Как бы то ни было, осенью девяностого года, когда я уже сидел на чемоданах, он снова позвал меня к себе, и я стал свидетелем того, о чем давно уже догадывался да почему-то не решался спросить: большие куски почти завершенного романа ложились на стол, чтобы уступить место новым обширным фрагментам. Я так и не прочитал книги в ее линейной последовательности, от первой до последней страницы.
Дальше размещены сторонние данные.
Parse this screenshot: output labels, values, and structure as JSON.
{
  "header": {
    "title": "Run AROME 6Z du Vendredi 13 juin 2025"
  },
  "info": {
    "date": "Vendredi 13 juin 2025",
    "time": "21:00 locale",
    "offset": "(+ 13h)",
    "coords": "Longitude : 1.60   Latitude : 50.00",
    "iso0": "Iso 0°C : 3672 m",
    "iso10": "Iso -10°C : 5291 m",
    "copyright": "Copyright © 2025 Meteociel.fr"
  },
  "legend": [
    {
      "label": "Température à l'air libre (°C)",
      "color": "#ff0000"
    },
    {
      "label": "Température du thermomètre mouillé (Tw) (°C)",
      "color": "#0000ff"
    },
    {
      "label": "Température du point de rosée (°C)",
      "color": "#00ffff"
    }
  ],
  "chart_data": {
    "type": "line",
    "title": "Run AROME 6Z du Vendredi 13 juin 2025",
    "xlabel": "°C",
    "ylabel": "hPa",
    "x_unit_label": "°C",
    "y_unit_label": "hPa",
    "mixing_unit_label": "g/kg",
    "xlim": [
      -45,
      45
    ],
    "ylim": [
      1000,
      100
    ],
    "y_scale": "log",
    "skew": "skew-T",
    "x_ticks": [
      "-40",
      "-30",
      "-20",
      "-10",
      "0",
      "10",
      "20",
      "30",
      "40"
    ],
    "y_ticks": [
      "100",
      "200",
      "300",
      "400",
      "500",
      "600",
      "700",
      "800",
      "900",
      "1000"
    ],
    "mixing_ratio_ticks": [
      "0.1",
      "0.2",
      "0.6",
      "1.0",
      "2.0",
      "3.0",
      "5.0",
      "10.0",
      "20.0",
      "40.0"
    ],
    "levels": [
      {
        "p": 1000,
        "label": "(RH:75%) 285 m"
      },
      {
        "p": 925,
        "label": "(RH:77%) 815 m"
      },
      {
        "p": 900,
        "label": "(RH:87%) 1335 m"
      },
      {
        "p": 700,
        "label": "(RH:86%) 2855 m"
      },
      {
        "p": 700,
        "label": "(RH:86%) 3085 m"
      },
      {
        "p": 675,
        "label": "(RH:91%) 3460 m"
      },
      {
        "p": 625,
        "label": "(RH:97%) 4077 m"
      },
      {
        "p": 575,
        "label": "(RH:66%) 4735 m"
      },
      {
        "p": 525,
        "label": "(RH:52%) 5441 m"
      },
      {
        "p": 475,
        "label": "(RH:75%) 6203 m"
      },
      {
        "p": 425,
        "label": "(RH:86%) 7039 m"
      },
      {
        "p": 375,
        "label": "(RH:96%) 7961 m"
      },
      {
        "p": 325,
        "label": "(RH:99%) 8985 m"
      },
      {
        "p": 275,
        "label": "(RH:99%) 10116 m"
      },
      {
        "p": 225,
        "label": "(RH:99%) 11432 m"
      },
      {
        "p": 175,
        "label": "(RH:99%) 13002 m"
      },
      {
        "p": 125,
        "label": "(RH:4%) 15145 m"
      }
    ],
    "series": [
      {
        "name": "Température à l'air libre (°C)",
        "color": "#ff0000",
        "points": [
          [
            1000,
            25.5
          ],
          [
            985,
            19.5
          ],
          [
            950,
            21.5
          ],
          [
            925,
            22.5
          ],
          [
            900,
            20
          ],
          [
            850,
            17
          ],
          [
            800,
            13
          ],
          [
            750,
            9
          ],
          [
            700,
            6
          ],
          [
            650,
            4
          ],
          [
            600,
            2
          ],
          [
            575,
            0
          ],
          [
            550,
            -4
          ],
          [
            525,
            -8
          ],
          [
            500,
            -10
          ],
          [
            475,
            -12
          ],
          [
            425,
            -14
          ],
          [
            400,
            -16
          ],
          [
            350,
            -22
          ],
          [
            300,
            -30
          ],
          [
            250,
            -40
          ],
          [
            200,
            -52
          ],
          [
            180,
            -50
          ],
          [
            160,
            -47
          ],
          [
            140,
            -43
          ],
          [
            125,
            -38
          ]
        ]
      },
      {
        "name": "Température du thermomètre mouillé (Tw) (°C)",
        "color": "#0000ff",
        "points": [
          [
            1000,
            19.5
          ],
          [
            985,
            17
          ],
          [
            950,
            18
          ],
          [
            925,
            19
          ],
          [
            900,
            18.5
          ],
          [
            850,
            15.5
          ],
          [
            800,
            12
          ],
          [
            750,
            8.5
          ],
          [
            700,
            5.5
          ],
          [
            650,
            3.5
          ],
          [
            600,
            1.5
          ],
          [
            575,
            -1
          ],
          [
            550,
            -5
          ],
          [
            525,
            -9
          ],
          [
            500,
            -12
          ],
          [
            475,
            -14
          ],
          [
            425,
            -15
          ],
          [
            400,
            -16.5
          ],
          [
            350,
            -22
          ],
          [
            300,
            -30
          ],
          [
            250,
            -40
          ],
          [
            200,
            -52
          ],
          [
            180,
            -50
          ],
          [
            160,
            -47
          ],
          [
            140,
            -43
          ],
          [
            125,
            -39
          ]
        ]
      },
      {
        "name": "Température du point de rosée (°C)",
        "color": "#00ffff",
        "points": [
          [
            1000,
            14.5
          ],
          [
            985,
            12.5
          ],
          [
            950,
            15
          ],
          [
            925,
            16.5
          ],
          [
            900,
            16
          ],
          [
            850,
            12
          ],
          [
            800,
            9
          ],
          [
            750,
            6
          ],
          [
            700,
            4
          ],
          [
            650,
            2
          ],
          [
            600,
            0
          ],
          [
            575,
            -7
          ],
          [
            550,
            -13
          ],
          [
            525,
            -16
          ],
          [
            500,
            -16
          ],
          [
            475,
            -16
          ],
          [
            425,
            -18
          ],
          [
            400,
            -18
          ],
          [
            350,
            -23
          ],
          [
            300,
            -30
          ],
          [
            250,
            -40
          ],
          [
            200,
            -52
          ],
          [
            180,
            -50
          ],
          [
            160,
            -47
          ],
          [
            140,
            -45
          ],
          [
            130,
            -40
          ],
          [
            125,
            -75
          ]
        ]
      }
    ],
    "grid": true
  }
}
Мельников все не мог расстаться с плодами четырехлетнего своего труда, беспрерывно внося в него коррективы, так что книга напоминала солидный советский музей, экспозиция которого кочует между реставрацией и запасниками. Претендовать на аутентичное или сколько-нибудь близкое истолкование мельниковского сочинения я не вправе, тем более что у меня нет под рукой даже прочитанных мною кусков, в общей сложности 700 машинописных страниц — от двух третей до трех четвертей книги. Моя задача скромнее: просто намекнуть на то, что мы, по всей вероятности, потеряли. Людвиг Тик давным-давно описал эту ситуацию, говоря о незавершенном Новалисом «Офтердингене»: «Я попытаюсь, основываясь на том, что сохранилось в памяти из разговоров с моим другом и что мог усмотреть в оставленных им бумагах, дать читателю понятие о содержании… этого произведения».